Professor
Violin Performance
Methodology of String Instrument Teaching
Potch Trio
Conservatory (K1), office G01
tel. +27 18 299-1698
piet.koornhof@nwu.ac.za
Violinist Piet Koornhof has performed extensively as recitalist and chamber musician, and as soloist with orchestras, in Southern Africa, Europe, North America, Russia, Singapore and New Zealand. His recent overseas performances included recitals with American pianist Thomas Hecht at the Yong Siew Toh Conservatory of Music in Singapore, and at the Echos Festival in Italy.
In 1994 he was the first South African to undertake an extensive recital tour of Russia, with pianist Vladimir Yurigin-Klevke, including a recital at the Moscow Conservatoire. In 1998 he gave master classes and performed at Victoria University of Wellington in New Zealand. In 1999 he performed at the Palaces of St. Petersburg International Chamber Music Festival as a member of the Potch Trio, and appeared as soloist with the Moscow Chamber Orchestra, both in Moscow and in St. Petersburg.
Piet’s most recent CD-recordings, both for Delos, are the complete J.S. Bach trio-sonatas for flute, violin and piano with Raffaele Trevisani and Paola Girardi, and the Hendrik Hofmeyr double concerto for flute, violin and string orchestra with Trevisani and the Moscow Chamber Orchestra led by Constantine Orbelian. Future albums planned include On Fire: virtuoso music for violin and piano, Russian piano trios, and more chamber music for flute, violin and piano.
His chamber music CD-recordings as founder and violinist of THE SOUTH AFRICAN CHAMBER MUSIC SOCIETY for Koch Discover International have garnered high international acclaim. His CD-recording of piano trios of Babadjanian and Vasks as a member of the celebrated POTCH TRIO was released in South Africa in 2005. Their recording of the piano trios of Mendelssohn is due to be released soon.
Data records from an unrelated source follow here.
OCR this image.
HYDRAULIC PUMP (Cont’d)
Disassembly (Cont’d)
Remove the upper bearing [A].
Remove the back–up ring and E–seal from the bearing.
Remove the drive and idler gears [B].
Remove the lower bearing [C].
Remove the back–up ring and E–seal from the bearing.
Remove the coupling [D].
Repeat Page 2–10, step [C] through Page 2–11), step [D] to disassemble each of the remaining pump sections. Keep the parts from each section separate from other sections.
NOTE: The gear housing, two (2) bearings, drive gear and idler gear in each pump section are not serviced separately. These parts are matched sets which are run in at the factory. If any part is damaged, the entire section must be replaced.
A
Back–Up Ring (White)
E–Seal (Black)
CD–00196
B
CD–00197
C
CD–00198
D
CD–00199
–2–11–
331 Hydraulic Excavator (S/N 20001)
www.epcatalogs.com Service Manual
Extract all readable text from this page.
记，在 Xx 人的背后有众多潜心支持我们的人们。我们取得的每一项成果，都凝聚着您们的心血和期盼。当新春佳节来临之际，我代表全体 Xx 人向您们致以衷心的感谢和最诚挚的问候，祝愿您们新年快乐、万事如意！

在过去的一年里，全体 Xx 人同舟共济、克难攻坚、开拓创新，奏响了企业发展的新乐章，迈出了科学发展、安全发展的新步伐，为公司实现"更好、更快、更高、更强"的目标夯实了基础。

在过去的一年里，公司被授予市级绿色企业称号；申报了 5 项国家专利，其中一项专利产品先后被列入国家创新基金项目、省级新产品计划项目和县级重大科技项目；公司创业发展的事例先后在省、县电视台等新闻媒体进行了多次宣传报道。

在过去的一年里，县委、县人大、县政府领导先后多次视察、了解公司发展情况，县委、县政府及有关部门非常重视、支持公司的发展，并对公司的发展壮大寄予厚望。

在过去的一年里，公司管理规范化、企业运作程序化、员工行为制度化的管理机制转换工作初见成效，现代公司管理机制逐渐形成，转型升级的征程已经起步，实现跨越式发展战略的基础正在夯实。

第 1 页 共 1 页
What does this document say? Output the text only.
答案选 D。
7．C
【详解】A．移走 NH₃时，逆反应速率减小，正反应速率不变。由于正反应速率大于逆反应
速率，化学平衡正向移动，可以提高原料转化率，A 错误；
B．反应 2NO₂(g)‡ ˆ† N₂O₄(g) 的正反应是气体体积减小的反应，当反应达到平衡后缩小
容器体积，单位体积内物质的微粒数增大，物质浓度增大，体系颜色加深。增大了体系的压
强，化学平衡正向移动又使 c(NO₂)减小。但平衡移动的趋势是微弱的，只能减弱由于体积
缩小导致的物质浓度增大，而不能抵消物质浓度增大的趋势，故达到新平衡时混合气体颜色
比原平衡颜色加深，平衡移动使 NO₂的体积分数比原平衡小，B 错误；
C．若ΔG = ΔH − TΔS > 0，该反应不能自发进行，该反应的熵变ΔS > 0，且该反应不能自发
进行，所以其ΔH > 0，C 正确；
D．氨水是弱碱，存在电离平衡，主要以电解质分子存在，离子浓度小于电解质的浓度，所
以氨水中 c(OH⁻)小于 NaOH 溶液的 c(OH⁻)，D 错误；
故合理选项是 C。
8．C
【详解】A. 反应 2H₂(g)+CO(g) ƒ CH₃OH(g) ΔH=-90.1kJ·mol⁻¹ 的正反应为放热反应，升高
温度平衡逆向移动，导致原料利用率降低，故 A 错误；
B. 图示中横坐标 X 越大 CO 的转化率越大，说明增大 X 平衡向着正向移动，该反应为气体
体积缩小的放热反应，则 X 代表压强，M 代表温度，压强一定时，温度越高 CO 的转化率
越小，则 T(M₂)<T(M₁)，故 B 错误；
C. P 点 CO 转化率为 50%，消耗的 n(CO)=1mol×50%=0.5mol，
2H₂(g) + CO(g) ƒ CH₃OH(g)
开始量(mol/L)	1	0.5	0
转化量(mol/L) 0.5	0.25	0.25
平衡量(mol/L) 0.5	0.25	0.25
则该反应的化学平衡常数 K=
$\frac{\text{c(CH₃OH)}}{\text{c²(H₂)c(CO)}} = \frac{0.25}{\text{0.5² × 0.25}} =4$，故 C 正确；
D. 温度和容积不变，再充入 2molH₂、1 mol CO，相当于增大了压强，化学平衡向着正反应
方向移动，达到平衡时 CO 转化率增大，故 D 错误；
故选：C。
A CD of unusual short lyrical pieces for violin and piano with Truida van der Walt, “Remembrances”, became available in 2007. “On Fire”, a CD of virtuoso works is planned for recording in 2011/12.
In addition to the standard repertoire, Piet has a special interest in surprisingly accessible twentieth and twenty-first century chamber music. He has been responsible for the first South African performances of works by, among others, Schnittke, Pärt, Vasks, Sviridov, Karaev, Toldra, Bolcom, Babadjanian, Chebodarian, Gliere, Medtner, Taneyev, Skoryk, Martinu, Ben-Haim, Koechlin, Schulhoff, Piazzolla, Schoenfield, Hofmeyr, Watt and Klatzow.
Piet was born in South Africa in 1961. He made his concert debut at the age of nine while he was a pupil of Alan Solomon. As a youngster he twice represented South Africa as soloist with the South African National Youth Orchestra on tours to Europe and Israel with conductors Alberto Bolet and Avi Ostrovsky. He was awarded scholarships by amongst others The South African Music Rights Organisation, Anglo American Corporation, The Aspen Music School and The Juilliard School where he studied with Dorothy DeLay. He also took part in master classes by Itzhak Perlman, Pinchas Zukerman and Segiu Luca.
His other keen interests include gliding, somatic education and NLP (Neuro-Linguistic Programming) of which he is a certified Master Practitioner. He has authored a book on the application of NLP to music teaching and performance, titled “Of Muses and Magic: essays for musicians”. He is a keen follower of the Feldenkrais Awareness Through Movement Method, and has been involved in the presentation of workshops featuring Laban/Bartenieff movement education, the Feldenkrais Method, the Alexander Technique, and Robert Masters’ Psychophysical Method. He was responsible for bringing Pulitzer Prize-winner composer and NLP trainer Michael Colgrass to South Africa for workshops in Performance Excellence. As a glider pilot he flies a LS1f sailplane from the Potch Gliding Club.
Piet has been teaching violin, viola, chamber music and methodology of violin teaching at North West University in Potchefstroom since 1986, on both graduate and post-graduate levels. He holds a doctorate in music performance from the same institution where he is associate professor at the School of Music. His Masters Thesis about the teaching strategy of renowned violin teacher Dorothy DeLay with whom he had studied at the Juilliard School in New York, provided the material for his article in Strad magazine (August 2001), which aroused the interest of the Canadian Swimming Association, who republished it on the grounds that the principles of teaching and learning elucidated by his study are applicable in any context of learning and excellence.
He is married to Esmie, a talented violinist and school teacher, who is the exquisite mother of their three children, Gerhard, Hannes and Elrie.